About the same time Driehorst was helping grow the Wheeling Fire Insurance Company, serving as director and treasurer.  Two major local fires in 1917 and 1918 had reenforced the need for effective insurance.  The first destroyed following a winter storm was Hermann’s Department Store.  The following year Wheeling’s premier hotel, the Stratford Springs, went up in flames.  The Wheeling News-Register headlined:  “Only Gaunt Chimneys Mark Stratford Springs Hotel Site.”  Originally the German Fire Insurance Company of Wheeling, the only such insurer in all of West Virginia, it too changed its name in 1919 becoming simply the Wheeling Fire Insurance Co.   Driehorst remained an officer until his retirement. 




Fred Driehorst died in May 1939 at the advanced age of 83. The cause listed on his death certificate was bladder cancer. He was buried in Wheeling’s Greenwood Cemetery, next to his wife, Julia, who had passed in 1928, and adjacent to their two deceased sons.  The couple’s joint gravestone is found below.   Driehorst had spent his entire life in Wheeling.  His liquor house is gone, a victim of National Prohibition but the Wheeling bank and insurance company he served continues to this day, providing a more lasting memorial.
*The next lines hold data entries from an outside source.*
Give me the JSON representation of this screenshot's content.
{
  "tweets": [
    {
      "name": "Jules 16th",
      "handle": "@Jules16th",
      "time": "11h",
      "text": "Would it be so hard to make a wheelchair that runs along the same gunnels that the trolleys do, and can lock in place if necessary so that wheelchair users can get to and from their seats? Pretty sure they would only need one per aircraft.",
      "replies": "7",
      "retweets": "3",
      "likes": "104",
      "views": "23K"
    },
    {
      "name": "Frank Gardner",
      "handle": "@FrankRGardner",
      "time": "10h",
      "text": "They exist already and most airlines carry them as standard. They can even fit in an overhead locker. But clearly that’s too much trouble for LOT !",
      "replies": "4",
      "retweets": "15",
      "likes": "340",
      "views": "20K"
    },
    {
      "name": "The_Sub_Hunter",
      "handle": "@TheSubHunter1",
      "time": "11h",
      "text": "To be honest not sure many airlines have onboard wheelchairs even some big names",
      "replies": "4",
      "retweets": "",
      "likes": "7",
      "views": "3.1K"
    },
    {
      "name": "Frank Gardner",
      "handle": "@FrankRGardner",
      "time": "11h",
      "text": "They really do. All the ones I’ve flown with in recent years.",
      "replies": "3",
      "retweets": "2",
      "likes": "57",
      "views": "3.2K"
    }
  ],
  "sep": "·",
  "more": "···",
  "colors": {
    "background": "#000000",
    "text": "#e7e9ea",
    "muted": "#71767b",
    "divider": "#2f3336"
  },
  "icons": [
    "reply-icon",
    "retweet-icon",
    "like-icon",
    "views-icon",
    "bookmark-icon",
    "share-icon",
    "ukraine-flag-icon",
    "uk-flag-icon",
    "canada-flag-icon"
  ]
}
Notes:  This post was assembled from a variety of sources.  Standouts among them are “History of Wheeling City and Ohio County, West Virginia, and Representative Citizens” by Hon. Gibson Lamb Cranmer, Biographical Printing Co., Chicago, 1907; and “Progressive West Virginians” compiled by Robert E, Murphy, The Wheeling News, 1905.  For other “whiskey men” involved in banking  see my post on this site describing five of them on October 16, 2018.